No podía explicar racionalmente por qué se sintió tan atraído por aquel cuadro de entre todos los seleccionados para la muestra. En su artículo, describía con profusión de adjetivos el excelente oficio, su ejecución espontánea y preciosista, los colores frescos que realzaban la belleza de una dama pintada con admiración y galantería. Se trataba de un retrato aristocrático, voluptuoso y elegante, en el cual la modelo mira hacia un punto indeterminado fuera del cuadro. Al periodista cultural le fascinaba la frágil sensualidad de su carne húmeda y nacarada. A pesar de que siempre acostumbraba tener a su disposición las palabras exactas para interpretar cualquier imagen artística, tras minutos de contemplación del retrato las había olvidado todas, envuelto en sedas, arropado entre almohadones, acariciado por aquella mujer desconocida.

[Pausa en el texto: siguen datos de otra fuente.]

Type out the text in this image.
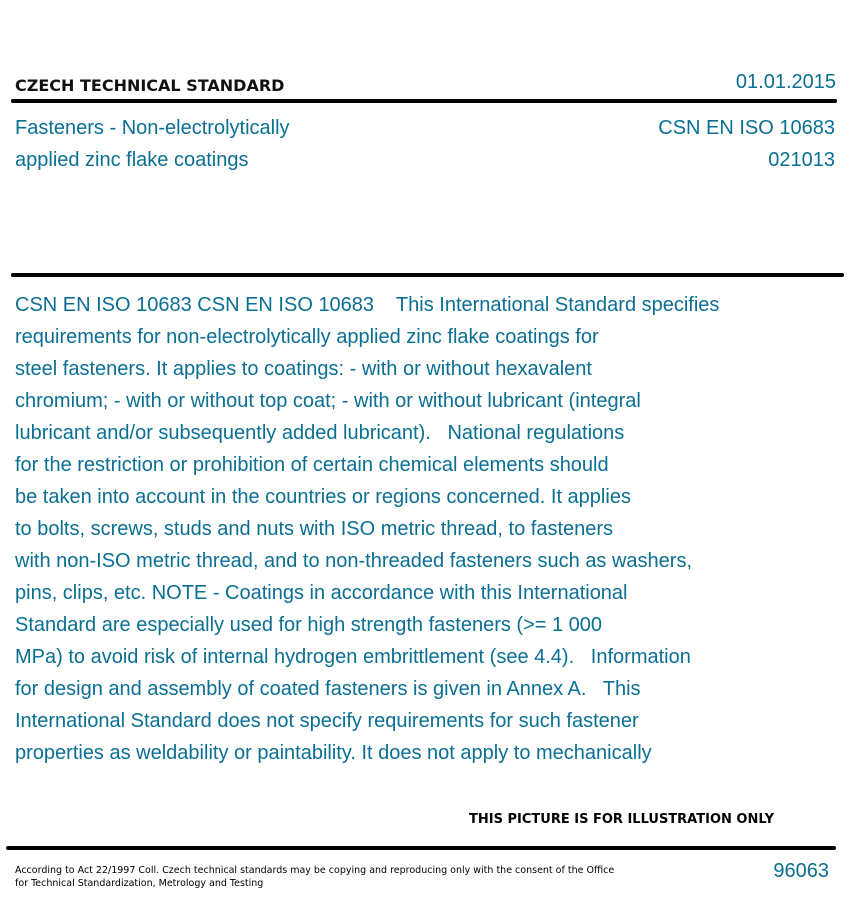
CZECH TECHNICAL STANDARD	01.01.2015
Fasteners - Non-electrolytically
applied zinc flake coatings
CSN EN ISO 10683
021013
CSN EN ISO 10683 CSN EN ISO 10683    This International Standard specifies
requirements for non-electrolytically applied zinc flake coatings for
steel fasteners. It applies to coatings: - with or without hexavalent
chromium; - with or without top coat; - with or without lubricant (integral
lubricant and/or subsequently added lubricant).   National regulations
for the restriction or prohibition of certain chemical elements should
be taken into account in the countries or regions concerned. It applies
to bolts, screws, studs and nuts with ISO metric thread, to fasteners
with non-ISO metric thread, and to non-threaded fasteners such as washers,
pins, clips, etc. NOTE - Coatings in accordance with this International
Standard are especially used for high strength fasteners (>= 1 000
MPa) to avoid risk of internal hydrogen embrittlement (see 4.4).   Information
for design and assembly of coated fasteners is given in Annex A.   This
International Standard does not specify requirements for such fastener
properties as weldability or paintability. It does not apply to mechanically
THIS PICTURE IS FOR ILLUSTRATION ONLY
According to Act 22/1997 Coll. Czech technical standards may be copying and reproducing only with the consent of the Office
for Technical Standardization, Metrology and Testing
96063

Volvió a teclear: «Bien podríamos considerar este retrato el símbolo de un artista en ascenso, potencialmente capaz de conquistarlo todo».

Olvidó esa frase pomposa tras el punto aparte para emprender el capítulo común en toda hagiografía, la fugaz temporada en la que un artista se siente poderoso e inmortal: la juventud. Escribió: «En 1883, Fernández tocó las puertas del taller del pintor Ignacio Merino, el único artista peruano que había sabido hacerse un lugar en los salones parisinos de la época. Tras obtener una beca oficial para estudiar pintura, buscó el consejo del maestro con la creencia de que en la capital francesa encontraría su destino. Por entonces, Merino pintaba La mano de Carlos V, y no malgastaba su tiempo en tertulias con aprendices. Sin embargo, con ese joven compartiría recomendaciones que, aunque escuetas, le abrirían los ojos. Le explicó que con tantos competidores en la ciudad, su ingreso a la Academia de Bellas Artes se le presentaría muy difícil, por lo que le sugirió viajar a Roma, donde existía un grupo bien establecido de pintores peruanos y sería más fácil tentar su ingreso a la escuela».

El periodista cultural revisó los apuntes de su entrevista. El director de la galería municipal, un historiador de arte especializado en pintura decimonónica, le había contado que, en Roma, Fernández había trabado relación con un cónsul peruano apellidado Salcedo. El funcionario era esposo de una guapísima dama de sociedad italiana, y en las conversaciones entre ambos surgió la idea de pintar un retrato para ella. El experto, la única fuente consultada para su artículo, le comentó discretamente una picardía que había permanecido en secreto por más de un siglo:

–Resulta que, después de tantas sesiones, doña Luisa y el pintor llegaron a conocerse más íntimamente –susurró.

Con esa revelación redactaba entonces. No sería la crónica más original, pero tenía suficiente melodrama como para sostener 700 palabras. Sería cuestión de estilo conseguir que los lectores pasaran por alto su pobreza de fuentes y los vacíos cronológicos. Volvió a mirar la reproducción al lado de su pantalla y la cómplice sonrisa de doña Luisa parecía sumarse gustosa a la travesura.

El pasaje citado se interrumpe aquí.